After describing the entire system, System Architect was used to run trial tests (see waveforms in Appendix B). VHDL code was exported for the entire model (Appendix A), and verified with qvcom and qvsim. Note that the configuration cfg_stopwatch_behav was used to specify which components should be instantiated in the stop_watch_data_flow architecture. A testbench was written for simulation (see Appendix B). The behavioral model appeared to work properly in all simulations.

Procedure Part 2 - Structural Model

The behavioral model was copied to a new directory before being changed to a structural model. Due to the high level data types (such as integers) used in the behavioral model, each entity was rewritten to use only std_logic and std_logic_vector signals (see Appendix C). It was noticed that several large data buses (length of 23 and 42) ran throughout the model. The first simplification used bidirectional data lines and tri-state entities (see Appendix E). Eventually, this was eliminated in favor of combining the timer memory into the timer component. In the end, only one large data bus remained within the model.

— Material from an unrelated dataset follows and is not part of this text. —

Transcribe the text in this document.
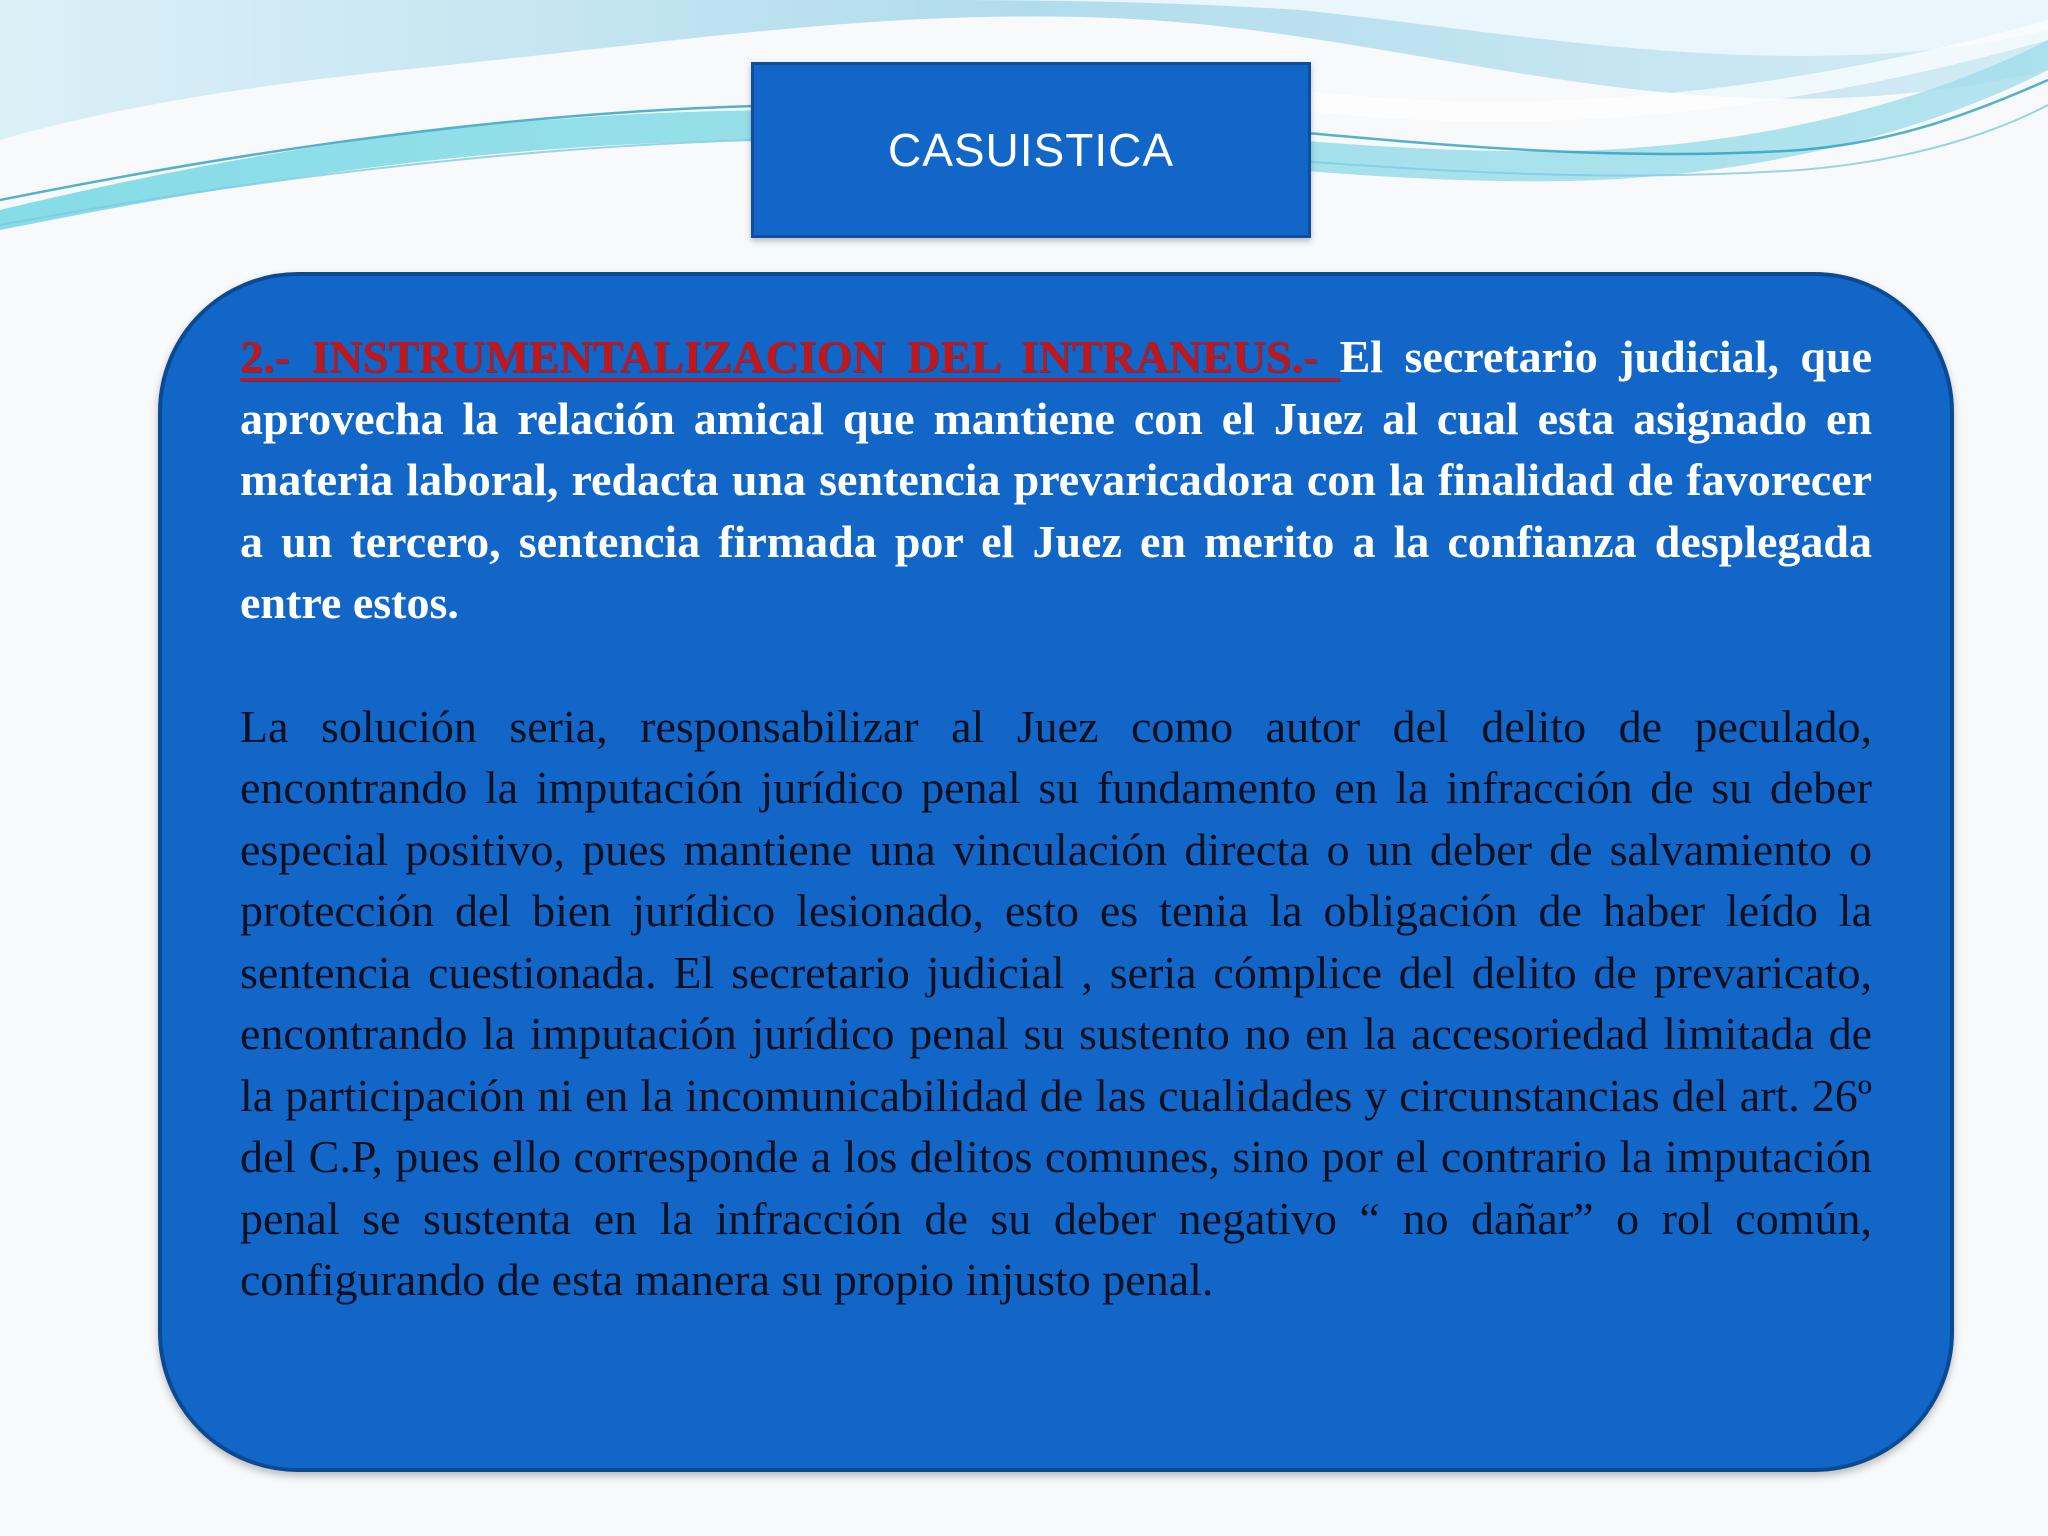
CASUISTICA

2.- INSTRUMENTALIZACION DEL INTRANEUS.- El secretario judicial, que aprovecha la relación amical que mantiene con el Juez al cual esta asignado en materia laboral, redacta una sentencia prevaricadora con la finalidad de favorecer a un tercero, sentencia firmada por el Juez en merito a la confianza desplegada entre estos.

La solución seria, responsabilizar al Juez como autor del delito de peculado, encontrando la imputación jurídico penal su fundamento en la infracción de su deber especial positivo, pues mantiene una vinculación directa o un deber de salvamiento o protección del bien jurídico lesionado, esto es tenia la obligación de haber leído la sentencia cuestionada. El secretario judicial , seria cómplice del delito de prevaricato, encontrando la imputación jurídico penal su sustento no en la accesoriedad limitada de la participación ni en la incomunicabilidad de las cualidades y circunstancias del art. 26º del C.P, pues ello corresponde a los delitos comunes, sino por el contrario la imputación penal se sustenta en la infracción de su deber negativo “ no dañar” o rol común, configurando de esta manera su propio injusto penal.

The first structural architecture written was for the timer. It was composed of eight BCD counters and one modulo 6 counter. These components were developed as a composition of J-K flipflops and gates. The state-machine was then refined to a structural model. Five states were assigned to values of a state signal of type std_logic_vector (2 downto 0). Karnaugh maps were used to design equations for the next state as a function of the current state and the start_stop and lap_reset signals (Figure 6). Finally, the switch filter was implemented using two J-K flipflops and a BCD counter.

Configurations were used to implement the various architectures developed throughout the process of refining from behavioral to structural. Two configurations, cfg1 and cfg2, were made for the stopwatch entity, to test the behavioral components and the structural components, respectively (see Appendix C).

The structural model was simulated in qvsim (Appendix D). All results appeared satisfactory.

Conclusion

Behavioral and structural models have different strengths and weaknesses. The behavioral form requires less code and is generally more readable. For example, the state_machine is the behavioral architecture for main_control, and is much more readable than the struct architecture. It uses an enumerated data type for the state and case statements for determining the next state and state actions. The behavioral model uses reduced equations to determine the next state and state actions. From a hardware design standpoint, however, the structural design more closely resembles the actual hardware and therefore should be easier to synthesize.

One major problem encountered in this design was initializing the flipflops at the beginning of a simulation. A global signal stored in a package was attempted, but proved to be undesirable. Instead, an init signal (similar to the Xilinx //globalsetreset) was instantiated in the stopwatch data flow, which had to be manually forced to a 1 and then, after a few ms, to a 0.

The other large problem was filtering the switch to make a single pulse that would trigger the state machine to change states. The final structural model of the filter outputted one pulse after the switch was hit, and then counted off 1000 clock pulses (10 ms) before checking to see if the button was pressed again.

Synthesizing this model would be difficult due to the large number of IO pins and flipflops required. The use of a multiplexor would allow one set of decoders and pinouts to power all six digits of the display. Reducing the number of flipflops in the design, however, would take some major reorganization. The timer would probably not be easily reduced, but by adding a few extra pulse outputs on the timer entity, it could power the switch filter's counter, thereby reducing the number of flipflops instantiated there.